Turkey’s Islamist Dream Finally Becomes a Reality
The Hagia Sophia has been designated as a mosque again,
its status as a museum viewed for decades as a seal on the country’s spirit.
According to an article in the New York Times, this past week,
the president of Turkey, Recep Tayyip Erdogan, issued a decree ordering the Hagia Sophia,
a majestic 65,000-square-foot stone structure from the sixth century in Istanbul,
to be opened for Muslim prayers.
The same day, a top Turkish court had revoked the 1934 decree by Mustafa Kemal Ataturk,
the founder of the Turkish republic, which had turned it into a museum.
The Hagia Sophia was built as a cathedral and converted into a mosque, and then a museum.
It has for centuries been the object of fierce civilizational rivalry between the Ottoman
and Orthodox worlds.
The reconversion of the Hagia Sophia into a mosque was an old dream of Turkey’s Islamists.

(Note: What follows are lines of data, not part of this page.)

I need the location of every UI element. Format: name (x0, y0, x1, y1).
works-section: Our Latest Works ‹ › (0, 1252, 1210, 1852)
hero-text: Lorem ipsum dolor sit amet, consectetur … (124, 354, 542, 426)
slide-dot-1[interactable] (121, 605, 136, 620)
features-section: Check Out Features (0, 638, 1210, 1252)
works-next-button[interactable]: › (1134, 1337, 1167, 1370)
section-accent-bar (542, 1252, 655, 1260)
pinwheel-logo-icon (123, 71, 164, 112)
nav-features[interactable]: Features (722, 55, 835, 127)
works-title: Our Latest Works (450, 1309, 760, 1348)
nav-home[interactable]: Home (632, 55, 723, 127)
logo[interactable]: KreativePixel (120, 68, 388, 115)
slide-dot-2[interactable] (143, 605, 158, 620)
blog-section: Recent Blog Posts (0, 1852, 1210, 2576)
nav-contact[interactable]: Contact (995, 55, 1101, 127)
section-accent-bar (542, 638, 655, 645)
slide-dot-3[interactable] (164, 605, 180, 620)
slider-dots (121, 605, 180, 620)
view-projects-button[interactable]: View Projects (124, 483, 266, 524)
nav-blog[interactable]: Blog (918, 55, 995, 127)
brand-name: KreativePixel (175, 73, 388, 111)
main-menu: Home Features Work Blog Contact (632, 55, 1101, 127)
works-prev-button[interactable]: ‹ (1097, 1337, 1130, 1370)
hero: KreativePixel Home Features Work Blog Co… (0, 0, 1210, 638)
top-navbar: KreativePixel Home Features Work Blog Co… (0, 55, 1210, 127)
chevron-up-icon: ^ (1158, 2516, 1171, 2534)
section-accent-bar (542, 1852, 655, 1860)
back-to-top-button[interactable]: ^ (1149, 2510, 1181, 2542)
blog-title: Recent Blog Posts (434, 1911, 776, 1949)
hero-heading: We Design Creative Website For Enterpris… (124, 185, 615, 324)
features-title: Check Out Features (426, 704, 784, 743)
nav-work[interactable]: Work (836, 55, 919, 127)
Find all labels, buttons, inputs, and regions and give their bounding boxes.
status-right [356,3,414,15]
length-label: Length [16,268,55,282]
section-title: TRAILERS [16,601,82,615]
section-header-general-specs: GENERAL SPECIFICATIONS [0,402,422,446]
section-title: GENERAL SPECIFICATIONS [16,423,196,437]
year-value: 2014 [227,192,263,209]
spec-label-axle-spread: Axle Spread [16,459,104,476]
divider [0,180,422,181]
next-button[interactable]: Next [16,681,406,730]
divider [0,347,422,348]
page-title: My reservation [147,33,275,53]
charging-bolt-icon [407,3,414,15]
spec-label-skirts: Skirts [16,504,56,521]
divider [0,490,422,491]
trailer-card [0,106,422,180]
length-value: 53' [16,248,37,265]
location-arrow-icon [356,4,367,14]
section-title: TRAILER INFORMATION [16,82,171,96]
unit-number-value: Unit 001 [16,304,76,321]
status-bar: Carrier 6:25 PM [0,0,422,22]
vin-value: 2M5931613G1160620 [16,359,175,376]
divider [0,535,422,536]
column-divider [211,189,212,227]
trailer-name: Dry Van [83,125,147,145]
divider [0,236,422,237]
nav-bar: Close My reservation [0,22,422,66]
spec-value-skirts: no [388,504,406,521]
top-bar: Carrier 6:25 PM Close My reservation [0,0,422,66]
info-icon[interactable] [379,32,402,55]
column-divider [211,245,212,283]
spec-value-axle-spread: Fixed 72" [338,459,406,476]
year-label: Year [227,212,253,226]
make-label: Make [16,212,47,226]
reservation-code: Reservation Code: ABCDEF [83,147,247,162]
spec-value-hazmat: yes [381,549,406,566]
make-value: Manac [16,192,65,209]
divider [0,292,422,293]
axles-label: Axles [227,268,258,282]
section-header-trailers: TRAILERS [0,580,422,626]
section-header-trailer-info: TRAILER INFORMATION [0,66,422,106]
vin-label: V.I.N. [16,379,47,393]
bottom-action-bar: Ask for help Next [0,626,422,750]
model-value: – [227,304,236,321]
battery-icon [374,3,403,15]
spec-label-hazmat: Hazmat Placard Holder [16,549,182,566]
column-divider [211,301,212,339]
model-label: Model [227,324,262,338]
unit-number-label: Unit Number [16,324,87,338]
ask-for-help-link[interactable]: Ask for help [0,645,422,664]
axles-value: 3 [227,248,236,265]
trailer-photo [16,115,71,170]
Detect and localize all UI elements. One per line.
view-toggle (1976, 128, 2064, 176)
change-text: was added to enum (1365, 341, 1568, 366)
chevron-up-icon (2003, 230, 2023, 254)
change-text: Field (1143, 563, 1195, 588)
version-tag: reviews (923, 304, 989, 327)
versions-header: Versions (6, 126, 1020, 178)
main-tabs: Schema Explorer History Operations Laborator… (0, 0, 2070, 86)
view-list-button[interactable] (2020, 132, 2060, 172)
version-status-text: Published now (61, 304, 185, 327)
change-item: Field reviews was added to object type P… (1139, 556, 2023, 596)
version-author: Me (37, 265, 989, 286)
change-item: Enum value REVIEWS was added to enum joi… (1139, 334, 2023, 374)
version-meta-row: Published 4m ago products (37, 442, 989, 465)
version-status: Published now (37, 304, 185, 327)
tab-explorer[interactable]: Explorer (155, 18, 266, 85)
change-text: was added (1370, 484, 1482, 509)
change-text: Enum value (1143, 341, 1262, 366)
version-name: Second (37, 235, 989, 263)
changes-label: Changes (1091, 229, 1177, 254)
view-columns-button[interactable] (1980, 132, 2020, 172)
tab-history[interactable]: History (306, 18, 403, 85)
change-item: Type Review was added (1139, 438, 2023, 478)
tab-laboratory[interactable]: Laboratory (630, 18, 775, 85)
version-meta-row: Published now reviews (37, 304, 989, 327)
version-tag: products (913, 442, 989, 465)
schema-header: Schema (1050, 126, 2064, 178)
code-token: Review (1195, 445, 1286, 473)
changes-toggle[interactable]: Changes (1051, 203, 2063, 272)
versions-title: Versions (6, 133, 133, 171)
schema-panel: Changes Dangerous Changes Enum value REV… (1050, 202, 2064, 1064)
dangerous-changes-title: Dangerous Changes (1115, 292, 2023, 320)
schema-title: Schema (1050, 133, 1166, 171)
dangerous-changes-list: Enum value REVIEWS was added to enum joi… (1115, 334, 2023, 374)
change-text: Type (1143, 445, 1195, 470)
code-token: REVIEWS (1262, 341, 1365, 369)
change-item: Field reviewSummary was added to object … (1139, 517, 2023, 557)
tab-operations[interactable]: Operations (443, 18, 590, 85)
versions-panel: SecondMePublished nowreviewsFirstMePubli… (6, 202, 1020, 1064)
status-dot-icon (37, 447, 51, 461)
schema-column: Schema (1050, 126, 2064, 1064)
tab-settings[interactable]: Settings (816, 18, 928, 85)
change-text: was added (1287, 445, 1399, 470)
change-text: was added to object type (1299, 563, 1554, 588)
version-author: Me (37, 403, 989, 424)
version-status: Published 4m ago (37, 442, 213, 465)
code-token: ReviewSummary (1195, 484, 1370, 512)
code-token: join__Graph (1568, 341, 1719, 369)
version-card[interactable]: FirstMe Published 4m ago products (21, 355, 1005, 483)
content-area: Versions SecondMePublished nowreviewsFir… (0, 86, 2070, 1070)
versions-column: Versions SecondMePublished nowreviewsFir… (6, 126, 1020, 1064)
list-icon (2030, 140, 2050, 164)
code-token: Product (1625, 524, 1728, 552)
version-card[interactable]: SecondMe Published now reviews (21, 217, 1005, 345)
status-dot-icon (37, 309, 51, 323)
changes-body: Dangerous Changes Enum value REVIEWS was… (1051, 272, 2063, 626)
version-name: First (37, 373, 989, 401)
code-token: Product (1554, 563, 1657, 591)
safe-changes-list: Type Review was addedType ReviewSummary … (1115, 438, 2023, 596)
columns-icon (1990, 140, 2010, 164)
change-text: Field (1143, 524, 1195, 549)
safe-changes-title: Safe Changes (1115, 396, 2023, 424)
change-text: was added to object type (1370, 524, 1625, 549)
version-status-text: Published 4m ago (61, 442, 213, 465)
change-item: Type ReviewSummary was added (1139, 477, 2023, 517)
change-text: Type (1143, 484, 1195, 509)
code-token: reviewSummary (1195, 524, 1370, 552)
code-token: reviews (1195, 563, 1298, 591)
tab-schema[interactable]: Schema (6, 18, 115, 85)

In the Islamist political tradition of President Erdogan and his Justice and Development Party,
Ataturk’s experiment in secular republican government was a foreign imposition on Turkey,
and the Hagia Sophia’s status as a museum a seal on the country’s spirit.
After making the announcement, according to one report,
Mr. Erdogan was so shaken with emotion that he did not sleep until first light the next morning.
What he thought of as an era of humiliation had ended.
Various authorities of the Greek and Russian Orthodox churches voiced their indignation,
and the pope (Pope Francis) expressed “profound sadness.”
The governments of the European Union and the United States muttered their regrets.
There are also Christian extremists who care deeply about the Hagia Sophia and its symbolism.
These sentiments make the decision all the more exciting to many Turks.
So a warning dear Christian brothers and sisters…
While our Western Chruchs have shuttered their doors over the growing concerns of COVID 19…
while the protests and riots grow in scope and go largely ignored by governmental leadership…
Christian voices from our ancient past are also being shuttered and silenced.
As long as the faithful remain silent, the wolves will continue to devour the flock.
“Beware of false prophets, who come to you in sheep’s clothing but inwardly are ravenous wolves.